写真・川上信也/文・嶋田絵里

 福岡県糟屋郡宇美町の宇美八幡宮のお膝元で江戸時代から続く小林酒造本店。福岡の酒「萬代」で知られている。ここでも、木枯らしが吹き始める11月後半から酒造りが始まる。その多忙と緊張の間を縫うようにして「酒樽の菰巻き」がつづけられる。酒造りの準備から醸造、出荷まで全工程にちりばめられた、さまざまな伝統技術の中の一つである。菰巻きされた酒樽は、さまざまな祝賀会や結婚披露宴など鏡開きのあるお祝いの催事にしばしば登場する。大相撲九州場所でも、各酒造メーカーの菰巻き酒樽が段重ねの威容を誇る。
 小林酒造で伝統を受け継いでいるのは、入社2年目の若手社員の安藤陸さん(19)と市丸佳菜絵さん(19)。先輩の指導を受け、1年間で菰巻きの作業を任されるようになった。
 「昔は、酒造りをする男の人はみんな菰巻きができました。若い人にも伝統的なものを覚えてもらおうと菰巻きに取り組んでもらい、これまで二人はそれぞれ50樽くらい巻いて技術を身に付けました」(小林酒造本店、三浦正満業務部長)
 酒樽を船で運んでいた時代、緩衝材の役割に酒樽の胴回りを藁束できっちり巻き、その上から酒の銘柄と酒造元を大書した菰を被せ、細縄・太縄で締めととのえ、催事がよりはなやぐように見栄えよく飾り立てた。この菰の巻きかたに伝統が受け継がれている。
 樽は大きいものだと酒4斗(72リットル)が入り、木樽の重さを合わせると90キロ近くになる。
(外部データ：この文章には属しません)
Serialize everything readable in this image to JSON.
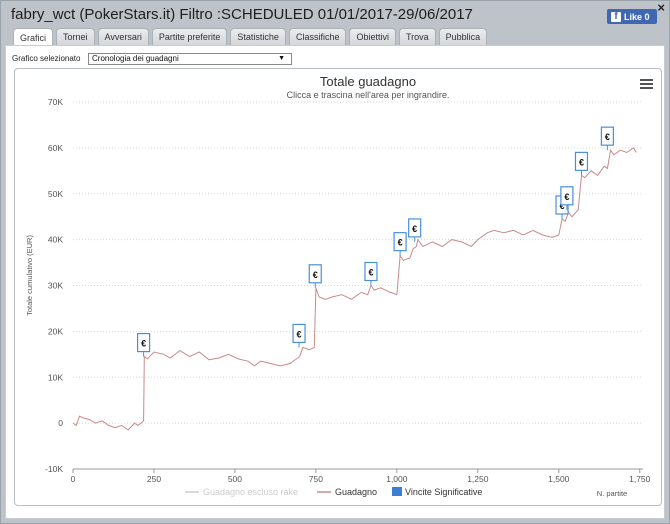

その樽を転がしながら倒したり起こしたりして菰を巻き付け、「針」といわれる道具を使って細縄で縫い止め太縄を結ぶ。鉢巻(横紐)で太縄がずれないように固定しながら、上下の包み目を菊の花のように整えたら完成。結び目はすべて、緩まない男結びにする。
 宇美川沿いにある小林酒造本店の創業は寛政4年(1792)。200年以上にわたって、背後につらなる三郡山系からもたらされる伏流水と地元産の酒米で福岡の酒を醸してきた。菰巻きに取り組む若い二人も、酒造りの深くて広い伝統の一端にかかわっている。自分たちの手で菰を巻いた酒樽の鏡開きに立ち会うとき、威勢のよい掛け声に誇らしい気持ちを込めて唱和することだろう。